Host: The Japanese Society for Artificial Intelligence
Name : The 36th Annual Conference of the Japanese Society for Artificial Intelligence
Number : 36
Location : [in Japanese]
Date : June 14, 2022 - June 17, 2022
Japan has experienced many disasters in the past, but there is a gap in the ability to respond to disasters depending on the region. Therefore, it is hoped that the use of agent simulators for disaster response will provide virtual experience in response. However, there are still many regions that do not know the correct strategies due to lack of experience and are unable to effectively use the agent-based strategy planning system. Therefore, we attempt to bridge the gap in response capability between regions by transferring strategies from regions with rich experience in disaster response to other regions with insufficient experience.

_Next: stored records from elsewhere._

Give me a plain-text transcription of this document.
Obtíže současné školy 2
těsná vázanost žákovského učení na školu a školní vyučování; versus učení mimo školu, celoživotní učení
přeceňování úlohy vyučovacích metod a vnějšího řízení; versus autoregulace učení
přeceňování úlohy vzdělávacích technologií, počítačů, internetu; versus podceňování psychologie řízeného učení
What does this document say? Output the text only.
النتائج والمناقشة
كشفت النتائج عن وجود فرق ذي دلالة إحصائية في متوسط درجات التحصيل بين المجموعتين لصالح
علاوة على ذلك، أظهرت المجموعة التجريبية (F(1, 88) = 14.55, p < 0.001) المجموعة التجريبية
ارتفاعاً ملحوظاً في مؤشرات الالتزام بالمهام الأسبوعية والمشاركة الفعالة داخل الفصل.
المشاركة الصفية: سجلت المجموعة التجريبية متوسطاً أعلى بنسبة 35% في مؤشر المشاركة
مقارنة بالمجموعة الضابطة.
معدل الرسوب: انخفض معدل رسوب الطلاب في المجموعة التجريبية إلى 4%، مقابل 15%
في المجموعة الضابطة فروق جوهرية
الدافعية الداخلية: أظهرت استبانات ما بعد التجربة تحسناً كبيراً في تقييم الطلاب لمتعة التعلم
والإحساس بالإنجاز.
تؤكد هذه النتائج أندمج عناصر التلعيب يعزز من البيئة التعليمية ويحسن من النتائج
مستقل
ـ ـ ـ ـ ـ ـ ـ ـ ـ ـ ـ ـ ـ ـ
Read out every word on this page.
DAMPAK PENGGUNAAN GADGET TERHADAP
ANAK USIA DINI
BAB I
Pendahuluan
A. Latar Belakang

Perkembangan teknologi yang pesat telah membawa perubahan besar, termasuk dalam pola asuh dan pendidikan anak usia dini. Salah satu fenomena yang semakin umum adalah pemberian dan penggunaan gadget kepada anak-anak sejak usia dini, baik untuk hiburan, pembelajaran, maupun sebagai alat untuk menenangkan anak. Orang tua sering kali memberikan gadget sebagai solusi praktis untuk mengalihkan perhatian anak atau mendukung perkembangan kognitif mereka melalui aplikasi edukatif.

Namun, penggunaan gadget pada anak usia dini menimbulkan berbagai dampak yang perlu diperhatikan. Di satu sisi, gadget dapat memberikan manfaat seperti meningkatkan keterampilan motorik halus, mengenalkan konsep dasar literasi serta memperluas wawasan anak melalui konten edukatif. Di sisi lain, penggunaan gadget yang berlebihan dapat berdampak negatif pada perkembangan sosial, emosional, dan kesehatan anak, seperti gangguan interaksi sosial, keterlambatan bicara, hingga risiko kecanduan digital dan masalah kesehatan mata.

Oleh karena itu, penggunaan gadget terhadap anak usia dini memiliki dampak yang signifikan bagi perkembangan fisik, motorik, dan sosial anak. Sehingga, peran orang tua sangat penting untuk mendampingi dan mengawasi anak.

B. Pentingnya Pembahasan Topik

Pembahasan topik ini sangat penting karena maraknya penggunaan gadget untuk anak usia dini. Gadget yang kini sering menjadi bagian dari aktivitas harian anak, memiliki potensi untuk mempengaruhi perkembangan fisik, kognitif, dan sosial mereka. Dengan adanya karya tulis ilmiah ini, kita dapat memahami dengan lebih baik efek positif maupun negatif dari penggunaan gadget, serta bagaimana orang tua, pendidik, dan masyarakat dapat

Specifically, we will construct a disaster response simulator with expert agent functions that simulates the rescue strategies of experienced agents and utilizes the expert strategies imitated by the agents in the process when the simulator is used in other regions to support strategy planning. However, it is inconvenient if the strategies of the agents are uniform, because the quality of their activities is evaluated differently in each region, such as whether or not they have experienced a disaster. In order to solve this problem, we add a mechanism that can be modified by the decision makers who use the system, and introduce a framework of HITL that continuously learns from people for better strategies.